The stone that carves the sculptor
After few of the latest works in lime and sand stone I’m back to marble, with the biggest attempt so far on this stone. It was hard at the beginning, needed to buy specialised marble tool for it. But after a while your muscles get used to a different stone. I remember switching from Ancaster to Maltese, a very soft stone: it was terrible, my shoulders, neck, arms and all the joints were used to ancaster and carving on maltese was like to cut trhough butter. I think maybe this is one of the reason some artists stick to marble once they started with it. It’s difficult to go back to softer stones. It’s a stone that gives you a good fight, it seasons you and keeps you challenged all the time.

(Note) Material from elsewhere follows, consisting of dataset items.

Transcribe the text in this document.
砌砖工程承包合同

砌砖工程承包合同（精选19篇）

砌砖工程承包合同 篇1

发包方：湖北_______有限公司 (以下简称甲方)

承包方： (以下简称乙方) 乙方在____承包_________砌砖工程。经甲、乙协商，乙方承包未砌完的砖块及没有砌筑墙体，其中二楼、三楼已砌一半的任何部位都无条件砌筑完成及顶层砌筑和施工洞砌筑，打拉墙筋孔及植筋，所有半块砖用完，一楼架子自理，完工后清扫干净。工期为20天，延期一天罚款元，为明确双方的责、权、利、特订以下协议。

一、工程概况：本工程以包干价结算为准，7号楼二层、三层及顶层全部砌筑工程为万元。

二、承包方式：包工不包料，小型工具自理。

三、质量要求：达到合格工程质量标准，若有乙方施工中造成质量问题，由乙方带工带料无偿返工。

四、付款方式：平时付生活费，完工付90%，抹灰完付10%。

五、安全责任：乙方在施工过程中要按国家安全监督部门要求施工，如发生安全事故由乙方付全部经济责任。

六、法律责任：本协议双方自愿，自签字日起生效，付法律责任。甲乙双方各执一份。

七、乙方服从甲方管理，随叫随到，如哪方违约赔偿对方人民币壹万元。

Sometimes we focus too much on us carving the stone, but what about the stone carving us? What about the stone shaping our muscles, our very structure of the body to such extent that we depend on it? And the brain. How much we forget about the forging and remapping of the brain connections while we are carving. When an artist carves the stone he/she needs to synchronise tridimensional sight, internal representation of the object (past, present and future of the stone are dwelling at the very same moment in the brain), hands movement, body movement, light and shadow changes etc. All this require a massive and constant remapping of our neural connections (hippocampus, visual cortex, motor cortex, ganglia of the peripheral nervous system etc.). Therefore, in a way when you carve a stone you are carving yourself in the process. Never understimate that inanimate object in front of you, you would be surprised of how much can change your life.